Positive Sentence Harvesting Task
A Positive Sentence Harvesting Task a Knowledge Harvesting Task that requires the identification of sentences that contain the sought Semantic Relation.
- Context:
- Input: Training Cases.
- Output: Sentences that match the training cases.
- They typically do this by assuming that any sentence that contains all instances of the relation refer to the relation.
- Challenges:
- 1) Poor Matches Challenge
A challenge with the Positive Sentence Harverting phase is that the Training Cases may lead to the identification of sentences that contain a different relation than the one sought. One reason for this outcome is that the entities in the training cases may be ambiguous. For the PEOPLE entity type, for example, the name John Smith will match many individuals. If IsSiblingTo() is the Semantic Relation sought then having a training case such as: (John Smith,Jane Smith) will match many sentences that refer to different people than the ones intended. John Smith and Jane Smith may instead be in a IsParentTo() relation, or may simply be acquaintences with the same last name... However, this problem is likely not a significant one in that it is likely that most of training cases will uniquely identify a sentence with a correct relation. For the pair (Alan Turing,John Turing) for example, only correct sentences would be retrieved (if any). … This problem could be alleviated by Multi-document Coreference Resolution.
- 2) No Matches Challenge
A challenge with the Positive Sentence Harverting phase is that the training cases given will not lead to the identification of any sentences. For the pair (Alan Turing,John Turing) for example, a Google search found no sentences with both names on them. … This problem could be alleviated by Discourse-level Analysis which may for example
- “Alan Mathison Turing was born on 23rd June 1912 to Julius Mathison Turing and Ethel Sara Turing. Alan was the second child of the couple; he had an elder brother named John. Alan Turing is now thought of as the godfather of modern computing science but he was unappreciated in his own lifetime particularly in the early years. He was born into the British upper middle class where science was looked down upon rather boys should grow up to become lawyers as John Turing did."

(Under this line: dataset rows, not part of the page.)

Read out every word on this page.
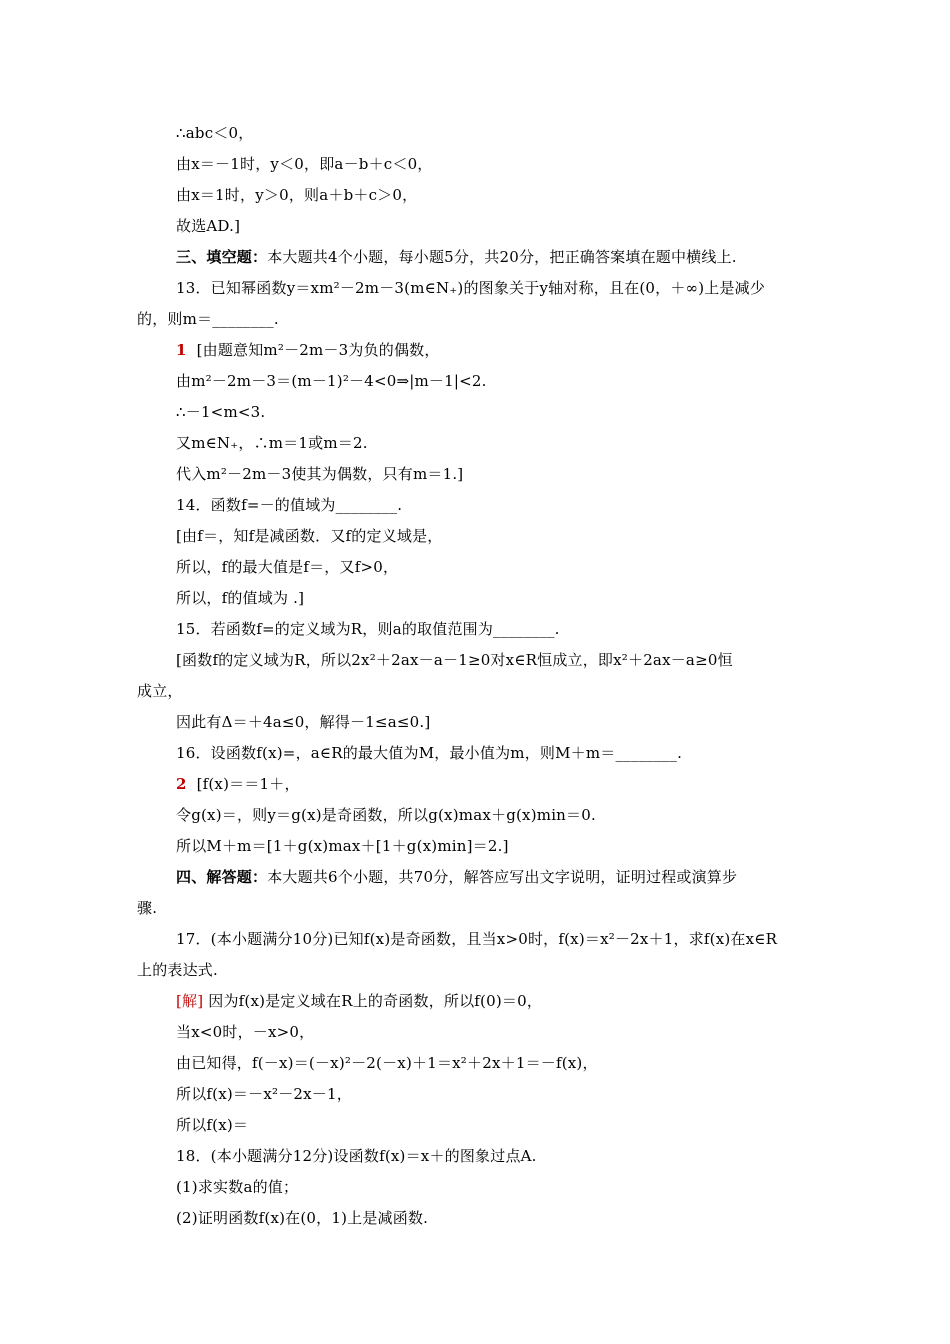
∴abc＜0，
由x＝－1时，y＜0，即a－b＋c＜0，
由x＝1时，y＞0，则a＋b＋c＞0，
故选AD.]
三、填空题：本大题共4个小题，每小题5分，共20分，把正确答案填在题中横线上.
13．已知幂函数y＝xm²－2m－3(m∈N₊)的图象关于y轴对称，且在(0，＋∞)上是减少
的，则m＝________.
1 [由题意知m²－2m－3为负的偶数，
由m²－2m－3＝(m－1)²－4<0⇒|m－1|<2.
∴－1<m<3.
又m∈N₊，∴m＝1或m＝2.
代入m²－2m－3使其为偶数，只有m＝1.]
14．函数f=－的值域为________.
[由f＝，知f是减函数．又f的定义域是，
所以，f的最大值是f＝，又f>0，
所以，f的值域为 .]
15．若函数f=的定义域为R，则a的取值范围为________.
[函数f的定义域为R，所以2x²＋2ax－a－1≥0对x∈R恒成立，即x²＋2ax－a≥0恒
成立，
因此有Δ＝＋4a≤0，解得－1≤a≤0.]
16．设函数f(x)=，a∈R的最大值为M，最小值为m，则M＋m＝________.
2 [f(x)＝＝1＋，
令g(x)＝，则y＝g(x)是奇函数，所以g(x)max＋g(x)min＝0.
所以M＋m＝[1＋g(x)max＋[1＋g(x)min]＝2.]
四、解答题：本大题共6个小题，共70分，解答应写出文字说明，证明过程或演算步
骤.
17．(本小题满分10分)已知f(x)是奇函数，且当x>0时，f(x)＝x²－2x＋1，求f(x)在x∈R
上的表达式.
[解] 因为f(x)是定义域在R上的奇函数，所以f(0)＝0，
当x<0时，－x>0，
由已知得，f(－x)＝(－x)²－2(－x)＋1＝x²＋2x＋1＝－f(x)，
所以f(x)＝－x²－2x－1，
所以f(x)＝
18．(本小题满分12分)设函数f(x)＝x＋的图象过点A.
(1)求实数a的值；
(2)证明函数f(x)在(0，1)上是减函数.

- 1) Poor Matches Challenge
- Example(s):
- If the pair (Alan Turing,John Turing) is a (IsSiblingTo()) training case for example, it will look for sentences that contain both names. For this example likely lead to few, if any, such sentences.
- If the pair (John Smith,Jane Smith) is a (IsSpouseTo()) training case for example, it will look for sentences that contain both names. For this example likely lead to many erroneous sentences.
- …
- Counter-Example(s):
- See: Relation Recognition, Snowball, LEILA.
References
2018
- (Chisholm, 2018) ⇒ Andrew Chisholm (2018). "Web Knowledge Bases". PhD Thesis. School of Information Technologies. University of Sydney
- QUOTE: kbs have been used to investigate the interaction between structured facts and unstructured text. Generating textual templates that are filled by structured data is a common approach and has been used for conversational text (Han et al., 2015) and biographical text generation (Duma and Klein, 2013). Wikipedia has also been a popular resource for studying biography, including sentence harvesting and ordering (Biadsy et al., 2008), unsupervised discovery of distinct sequences of life events (Bamman and Smith, 2014) and fact extraction from text (Garera and Yarowsky, 2009).